Original Research - Special Collection: Religion in dialogue

Extremism: A cover for ignorance

Zeinab Barkhordari
HTS Teologiese Studies / Theological Studies | Vol 74, No 3 | a5138 | DOI: https://doi.org/10.4102/hts.v74i3.5138 | © 2018 Zeinab Barkhordari | This work is licensed under CC Attribution 4.0
Submitted: 07 June 2018 | Published: 26 November 2018

About the author(s)

Zeinab Barkhordari, Department of Islamic Philosophy and Theology, Faculty of Theology, University of Tehran, Iran; and, Department of Science of Religion and Missiology, Faculty of Theology and Religion, University of Pretoria, South Africa


The explanation of the relation between religiousness (being religious; doing according to one’s religion’s recommendations) and extremism depends on the different types of religiousness.
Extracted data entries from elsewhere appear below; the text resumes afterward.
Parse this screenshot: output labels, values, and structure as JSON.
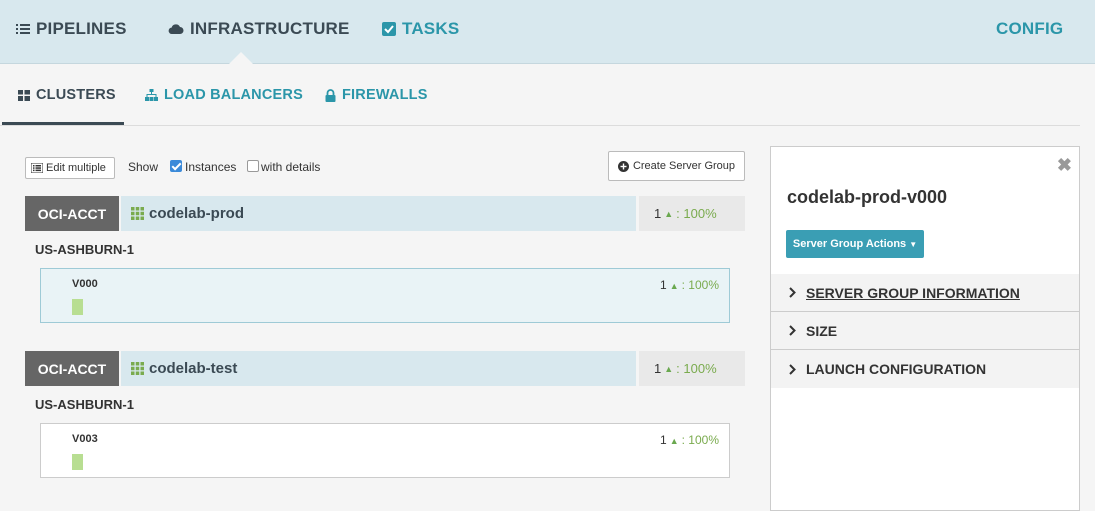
{
  "topnav": {
    "pipelines": "PIPELINES",
    "infrastructure": "INFRASTRUCTURE",
    "tasks": "TASKS",
    "config": "CONFIG"
  },
  "subtabs": {
    "clusters": "CLUSTERS",
    "load_balancers": "LOAD BALANCERS",
    "firewalls": "FIREWALLS"
  },
  "controls": {
    "edit_multiple": "Edit multiple",
    "show": "Show",
    "instances": "Instances",
    "instances_checked": true,
    "with_details": "with details",
    "with_details_checked": false,
    "create_server_group": "Create Server Group"
  },
  "clusters": [
    {
      "account": "OCI-ACCT",
      "name": "codelab-prod",
      "count": "1",
      "health": ": 100%",
      "region": "US-ASHBURN-1",
      "server_group": {
        "name": "V000",
        "count": "1",
        "health": ": 100%",
        "selected": true
      }
    },
    {
      "account": "OCI-ACCT",
      "name": "codelab-test",
      "count": "1",
      "health": ": 100%",
      "region": "US-ASHBURN-1",
      "server_group": {
        "name": "V003",
        "count": "1",
        "health": ": 100%",
        "selected": false
      }
    }
  ],
  "details": {
    "title": "codelab-prod-v000",
    "actions": "Server Group Actions",
    "sections": {
      "info": "SERVER GROUP INFORMATION",
      "size": "SIZE",
      "launch": "LAUNCH CONFIGURATION"
    }
  },
  "colors": {
    "nav_bg": "#d8e8ee",
    "accent": "#2b96a9",
    "account_badge": "#666666",
    "healthy": "#7aab4e",
    "instance_up": "#b8de92",
    "action_button": "#3a9eb4"
  }
}
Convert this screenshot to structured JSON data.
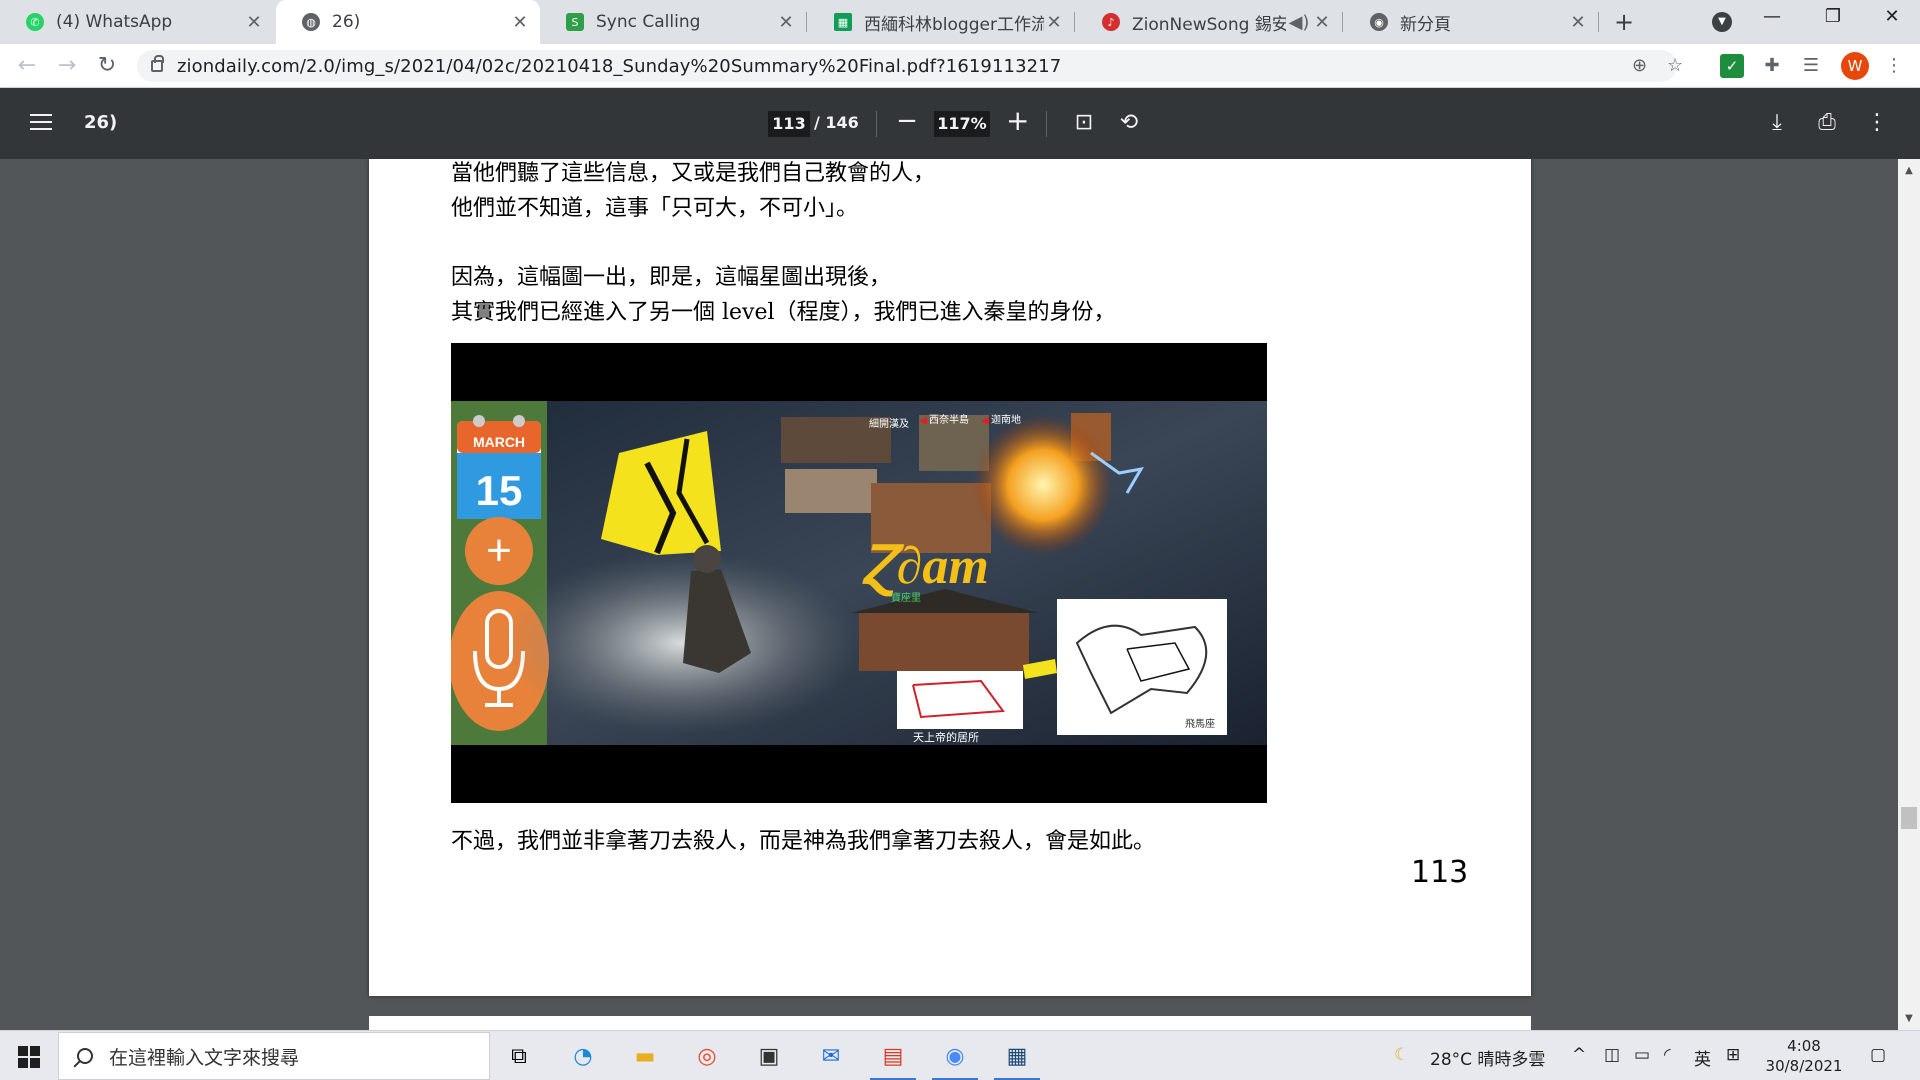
{
  "tabs": [
    {
      "label": "(4) WhatsApp",
      "icon": "whatsapp-icon",
      "color": "#25d366",
      "active": false
    },
    {
      "label": "26)",
      "icon": "globe-icon",
      "color": "#5f6368",
      "active": true
    },
    {
      "label": "Sync Calling",
      "icon": "sync-calling-icon",
      "color": "#2e9e48",
      "active": false
    },
    {
      "label": "西緬科林blogger工作流程",
      "icon": "sheets-icon",
      "color": "#0f9d58",
      "active": false
    },
    {
      "label": "ZionNewSong 錫安新",
      "icon": "zion-icon",
      "color": "#d32f2f",
      "active": false
    },
    {
      "label": "新分頁",
      "icon": "chrome-icon",
      "color": "#5f6368",
      "active": false
    }
  ],
  "address": {
    "url": "ziondaily.com/2.0/img_s/2021/04/02c/20210418_Sunday%20Summary%20Final.pdf?1619113217"
  },
  "pdf": {
    "title": "26)",
    "current_page": "113",
    "total_pages": "/ 146",
    "zoom": "117%"
  },
  "page": {
    "lines": [
      "當他們聽了這些信息，又或是我們自己教會的人，",
      "他們並不知道，這事「只可大，不可小」。",
      "因為，這幅圖一出，即是，這幅星圖出現後，",
      "其實我們已經進入了另一個  level（程度），我們已進入秦皇的身份，",
      "不過，我們並非拿著刀去殺人，而是神為我們拿著刀去殺人，會是如此。"
    ],
    "page_number": "113",
    "figure": {
      "calendar_month": "MARCH",
      "calendar_day": "15",
      "labels": [
        "細開漢及",
        "西奈半島",
        "迦南地",
        "寶座里",
        "天上帝的居所",
        "飛馬座"
      ]
    }
  },
  "taskbar": {
    "search_placeholder": "在這裡輸入文字來搜尋",
    "weather": "28°C  晴時多雲",
    "ime": "英",
    "time": "4:08",
    "date": "30/8/2021"
  }
}
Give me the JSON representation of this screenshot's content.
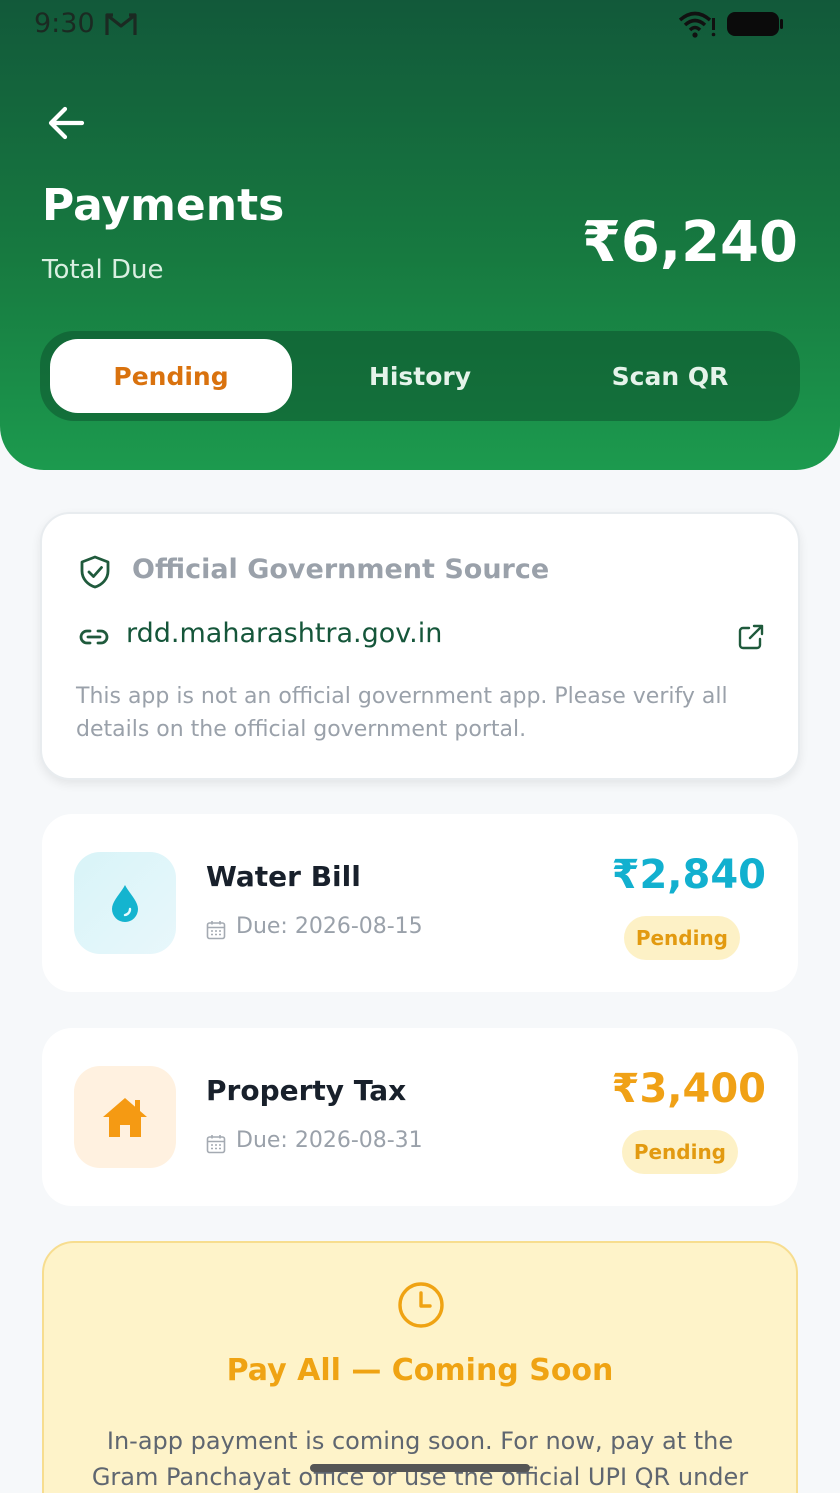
{
  "status_bar": {
    "time": "9:30",
    "icons": [
      "gmail-icon",
      "wifi-icon",
      "battery-icon"
    ]
  },
  "header": {
    "back_icon": "arrow-left-icon",
    "title": "Payments",
    "total_label": "Total Due",
    "total_amount": "₹6,240"
  },
  "tabs": [
    {
      "label": "Pending",
      "active": true
    },
    {
      "label": "History",
      "active": false
    },
    {
      "label": "Scan QR",
      "active": false
    }
  ],
  "source_card": {
    "icon": "shield-check-icon",
    "title": "Official Government Source",
    "link_icon": "link-icon",
    "link": "rdd.maharashtra.gov.in",
    "external_icon": "external-link-icon",
    "disclaimer": "This app is not an official government app. Please verify all details on the official government portal."
  },
  "bills": [
    {
      "name": "Water Bill",
      "icon": "water-drop-icon",
      "due": "Due: 2026-08-15",
      "amount": "₹2,840",
      "status": "Pending",
      "accent": "#12b0cf"
    },
    {
      "name": "Property Tax",
      "icon": "house-icon",
      "due": "Due: 2026-08-31",
      "amount": "₹3,400",
      "status": "Pending",
      "accent": "#f0a116"
    }
  ],
  "pay_all": {
    "icon": "clock-icon",
    "title": "Pay All — Coming Soon",
    "description": "In-app payment is coming soon. For now, pay at the Gram Panchayat office or use the official UPI QR under"
  },
  "colors": {
    "header_dark": "#12593a",
    "header_light": "#1c9a4e",
    "active_tab_text": "#d9720e",
    "pending_badge_bg": "#fdf1c6",
    "pending_badge_text": "#e29a10"
  }
}
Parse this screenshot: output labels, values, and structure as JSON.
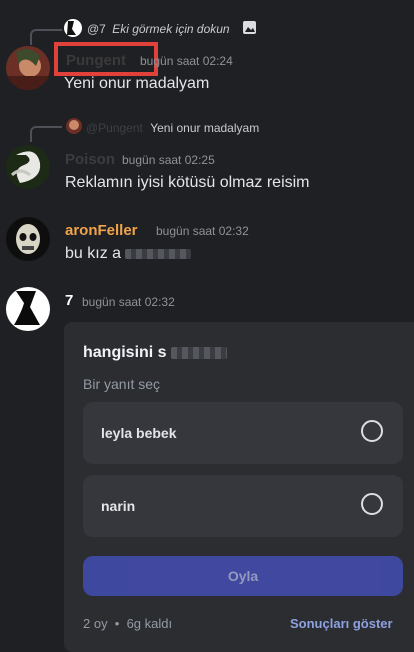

Religiousness in terms of its religious theme can be divided into four types: (1) religiousness with an epistemological theme, (2) religiousness with a moral theme (virtue-oriented behaviours and habits), (3) identical religiousness with a religious-identification theme and (4) ritual religiousness, with the theme of religious rituals. Islamic religiousness is a combination of all four types. This religiousness is based on episteme. These elements, as mentioned sequentially, are based on each other, and the layer beneath is epistemological religiousness. Lack of one of the three types makes a person tend towards reductionist religiousness, but lack of episteme makes an individual tend towards extremism. Epistemological religiousness is based on self-knowledge. Religiousness that is based on self-knowledge is the main reason for internal and external moderation; religiousness of extremism is the result of self-ignorance and covering up one’s ignorance.